Ей не хватало мужества, так как за ширмой уже возились, стекло звякало, гудел сипловатый матерок. Горохов не подходил к раскрытому окну из боязни спугнуть алконавтов, которые тут же и ссали себе под ноги. Утром будет немножко пахнуть, но пускай, говорил он, что-то в этом воздухе не хватает мужских гормонов и слишком много слез. Он знал, как распорядиться винными пробками. Но только вот что, сказал он, высовываясь из окна, давайте с вами условимся: вы остаетесь тут навсегда, до утра, а я в окно передам вам раскладушки, хлеб, молоко, газетку с телепрограммой. Уговор был одобрен, они никуда не ушли, и один, не дождавшись раскладушки, лег на мокрую траву, а другой сел рядом, точно смирился с тем, что друга не увести, и медленно закачался в такт головной боли. И Горохов, когда на самом деле подошел к окну, увидел у него на макушке маленький липовый летунок. Откуда взялся?

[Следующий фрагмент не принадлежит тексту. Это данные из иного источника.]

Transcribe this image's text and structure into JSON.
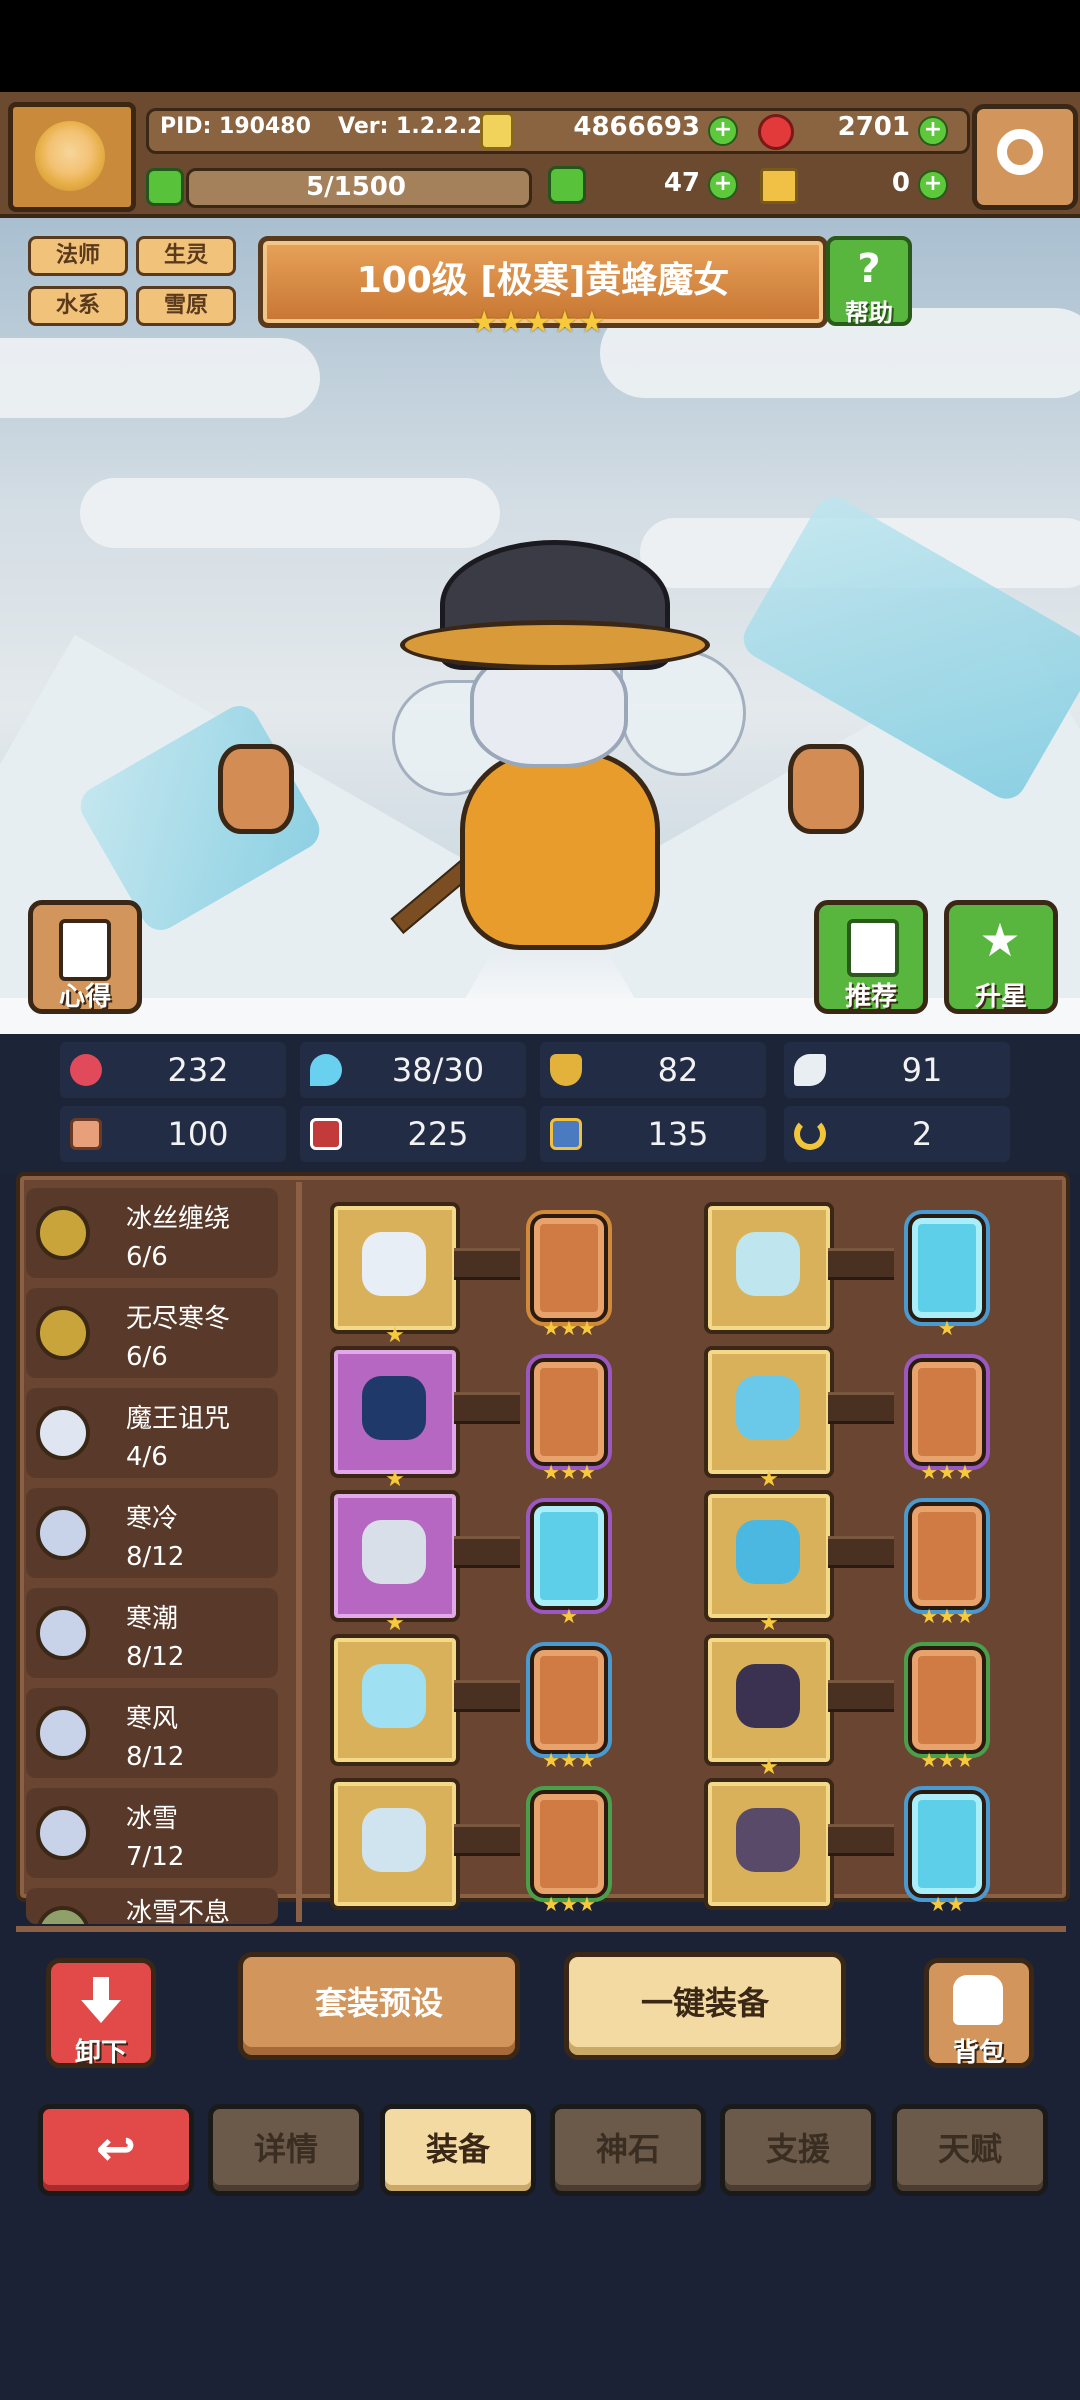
{
  "header": {
    "pid": "PID: 190480",
    "version": "Ver: 1.2.2.2",
    "gold": "4866693",
    "ruby": "2701",
    "stamina": "5/1500",
    "clover": "47",
    "cheese": "0"
  },
  "tags": [
    "法师",
    "生灵",
    "水系",
    "雪原"
  ],
  "hero": {
    "title": "100级  [极寒]黄蜂魔女",
    "stars": "★★★★★",
    "help_label": "帮助",
    "notes_label": "心得",
    "recommend_label": "推荐",
    "upgrade_label": "升星"
  },
  "stats": [
    "232",
    "38/30",
    "82",
    "91",
    "100",
    "225",
    "135",
    "2"
  ],
  "sets": [
    {
      "name": "冰丝缠绕",
      "progress": "6/6"
    },
    {
      "name": "无尽寒冬",
      "progress": "6/6"
    },
    {
      "name": "魔王诅咒",
      "progress": "4/6"
    },
    {
      "name": "寒冷",
      "progress": "8/12"
    },
    {
      "name": "寒潮",
      "progress": "8/12"
    },
    {
      "name": "寒风",
      "progress": "8/12"
    },
    {
      "name": "冰雪",
      "progress": "7/12"
    },
    {
      "name": "冰雪不息",
      "progress": ""
    }
  ],
  "equipment": [
    {
      "item_icon": "wand-icon",
      "item_stars": "★",
      "gem_icon": "orange-rune-icon",
      "gem_stars": "★★★"
    },
    {
      "item_icon": "ice-crown-icon",
      "item_stars": "",
      "gem_icon": "blue-crystal-icon",
      "gem_stars": "★"
    },
    {
      "item_icon": "dark-orb-icon",
      "item_stars": "★",
      "gem_icon": "orange-rune-icon",
      "gem_stars": "★★★"
    },
    {
      "item_icon": "ice-cape-icon",
      "item_stars": "★",
      "gem_icon": "orange-rune-icon",
      "gem_stars": "★★★"
    },
    {
      "item_icon": "heart-necklace-icon",
      "item_stars": "★",
      "gem_icon": "blue-crystal-icon",
      "gem_stars": "★"
    },
    {
      "item_icon": "ice-glove-icon",
      "item_stars": "★",
      "gem_icon": "orange-rune-icon",
      "gem_stars": "★★★"
    },
    {
      "item_icon": "snowflake-icon",
      "item_stars": "",
      "gem_icon": "orange-rune-icon",
      "gem_stars": "★★★"
    },
    {
      "item_icon": "demon-armor-icon",
      "item_stars": "★",
      "gem_icon": "orange-rune-icon",
      "gem_stars": "★★★"
    },
    {
      "item_icon": "ice-ring-icon",
      "item_stars": "",
      "gem_icon": "orange-rune-icon",
      "gem_stars": "★★★"
    },
    {
      "item_icon": "boots-icon",
      "item_stars": "",
      "gem_icon": "blue-crystal-icon",
      "gem_stars": "★★"
    }
  ],
  "actions": {
    "unequip": "卸下",
    "preset": "套装预设",
    "auto_equip": "一键装备",
    "bag": "背包"
  },
  "tabs": [
    "详情",
    "装备",
    "神石",
    "支援",
    "天赋"
  ],
  "active_tab": "装备"
}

Из этих пробок Горохов сделал лошадку. Он сам догадался, что из них можно сделать лошадку. Вроде как из желудей, но только из пробок. И даже лучше, чем из желудей.

Преимущество пробки (кроме того, что, когда разрежешь ее ножом, она вспоминает о вине, духом которого была пропитана) состоит еще и в ее почти каучуковой упругости. Попробуй загнать шило, а за ним заостренную палочку в тельце желудя. Скорее всего, он треснет и будет испорчен. Прошлым летом я делал такую лошадку из зеленых желудей, но она не простояла и недели. Потемнела и рассохлась. Голова будет вырезана из трети грузинской пробки, тельце из целой молдавской. На ней пояском отпечатан какой-то герб, и, может быть, он сойдет за попонку. Вместо спичек, ломких, тонких, коротких, Горохов использовал осиновые палочки, концы которых закруглил и зачернил тушью, чтобы вышли копытца. В розовую попку лошадки он всадил булавку, а в ушко булавки вдел очаровательный хвостик из белого-белого мулине. Ротик он прорезал поглубже и, когда лошадка заулыбалась, достал черную ручку, чтобы подрисовать глаза с ресницами, подправить узор попонки…

К несчастью, Горохов забыл отключить телефон. И был звонок, и, как всегда, если отвлекают от серьезных дел, неприятный. «Дождь идет, как же я к тебе попаду?» – сказал он Соне. «Не надо ко мне». И тут выяснилось, что она опять проявила изобретательность. Как всегда, неуместную. Как всегда, неуклюжую. И купила путевку в санаторий-профилакторий от управления культуры, которая ей полагалась как музыкальному работнику. «Мои теперь думают, что я там ночую». – «Две недели», – с тоской подумал Горохов, когда плелся к двери ей открывать. Так было и в прошлом году. Хорошо еще, что путевки им полагаются только раз в год. А после водолечебных процедур все эти узелки даже несколько увеличиваются. Почему?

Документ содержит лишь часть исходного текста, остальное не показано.